To go back a bit further in time, the restaurant at the Old Towne Inn gives you an old-school glimpse into Wisconsin’s supper club culture, complete with a sprawling salad bar, prime rib specials and endless Friday fish fries. Begin your meal with a Wisconsin classic, the Brandy Old-Fashioned, and polish it off with their trademark Pink Squirrel, an Amaretto-infused ice cream dessert drink named after a pregnant scud imitation. Drinks are strong, so plan accordingly.
The beer also comes in classic and modern flavors. You can fill your cooler with days-of-yore macrobrews like LaCrosse or Lost Lake, or sample craft beers from the Driftless Brewing Company at places like Dave's Pizza and Pub.
Once you get out of town and into trout country, keep your eyes peeled for hand-scrawled signs directing you to Amish bakeries on Friday and Saturdays (Sunday you’ve got no excuse but to fish). Like the better trout water, these tend to exist off the beaten path. Bring cash, and your own coffee.
Lastly, if you’re looking to fill the cooler with some healthy food to eat during the day, the Viroqua People’s Food Co-op has both a hot and cold food bar of local, organic produce and fresh roasted coffee.
Other things to do
If you're in for a longer stay and want to check out what else this part of the Driftless has to offer, there’s hiking and some striking high-country vistas to be had at Wildcat Mountain State Park (which, unsurprisingly, also happens to be surrounded by good trout water). And if you’re looking for a WWI-era hog scale or maybe just an unusual shopping experience, the Trail’s End store, known to locals as the “Amish Walmart,” is worth a visit just to browse around, provided your car can make it up the hill (somehow the horses can). As with the Amish bakeries, hours of operation are limited to Fridays and Saturdays.

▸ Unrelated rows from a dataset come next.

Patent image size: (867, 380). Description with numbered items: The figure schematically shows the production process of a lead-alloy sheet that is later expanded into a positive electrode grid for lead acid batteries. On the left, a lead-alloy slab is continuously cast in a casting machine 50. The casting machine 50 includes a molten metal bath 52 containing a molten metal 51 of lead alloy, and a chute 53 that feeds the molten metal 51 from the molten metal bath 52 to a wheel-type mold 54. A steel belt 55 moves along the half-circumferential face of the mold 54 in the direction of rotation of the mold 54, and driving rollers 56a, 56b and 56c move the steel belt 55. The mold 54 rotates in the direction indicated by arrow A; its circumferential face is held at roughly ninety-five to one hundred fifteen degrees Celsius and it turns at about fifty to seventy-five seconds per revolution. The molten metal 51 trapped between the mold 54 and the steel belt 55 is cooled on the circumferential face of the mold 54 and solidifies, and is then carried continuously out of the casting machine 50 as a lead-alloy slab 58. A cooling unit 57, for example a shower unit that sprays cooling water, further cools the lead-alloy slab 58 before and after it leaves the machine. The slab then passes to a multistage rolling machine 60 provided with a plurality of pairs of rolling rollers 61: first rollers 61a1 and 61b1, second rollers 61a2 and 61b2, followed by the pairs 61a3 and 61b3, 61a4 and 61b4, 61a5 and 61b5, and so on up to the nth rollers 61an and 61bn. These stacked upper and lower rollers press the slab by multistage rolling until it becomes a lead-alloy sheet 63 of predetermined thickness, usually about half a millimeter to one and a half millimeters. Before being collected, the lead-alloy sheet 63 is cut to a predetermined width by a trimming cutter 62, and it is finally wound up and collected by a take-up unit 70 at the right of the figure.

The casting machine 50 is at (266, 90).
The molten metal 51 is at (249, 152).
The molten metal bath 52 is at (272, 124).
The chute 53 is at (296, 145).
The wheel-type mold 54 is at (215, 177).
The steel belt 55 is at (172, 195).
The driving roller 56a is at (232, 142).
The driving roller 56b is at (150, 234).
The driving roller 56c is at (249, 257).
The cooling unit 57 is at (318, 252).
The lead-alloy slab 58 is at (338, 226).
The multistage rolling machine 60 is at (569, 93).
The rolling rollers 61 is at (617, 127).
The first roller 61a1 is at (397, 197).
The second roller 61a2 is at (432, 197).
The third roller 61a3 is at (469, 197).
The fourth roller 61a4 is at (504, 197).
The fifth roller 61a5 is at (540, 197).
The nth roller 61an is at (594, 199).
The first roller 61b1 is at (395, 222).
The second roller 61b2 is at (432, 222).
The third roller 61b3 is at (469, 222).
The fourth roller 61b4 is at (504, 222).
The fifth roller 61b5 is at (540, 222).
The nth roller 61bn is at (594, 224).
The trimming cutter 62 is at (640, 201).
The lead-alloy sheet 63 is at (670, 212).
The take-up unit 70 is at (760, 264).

Last but not least, as a writer I’d be remiss not to recommend a visit to Driftless Books and Music, a self-proclaimed slow-media emporium that takes up every inch of an old tobacco warehouse. It's quite possibly the biggest used bookstore you've ever seen. And everything in it pairs well with an after-river beer.
And there you have it. With a milder-than-usual winter predicted, you officially have no excuse to let your casting skills deteriorate before spring. Instead, bust out the four weight, the snow shoes, the hot thermos of buttered rum. There’s a whole lot of trout in them thar hills, and you’ve now got the whole winter to chase them.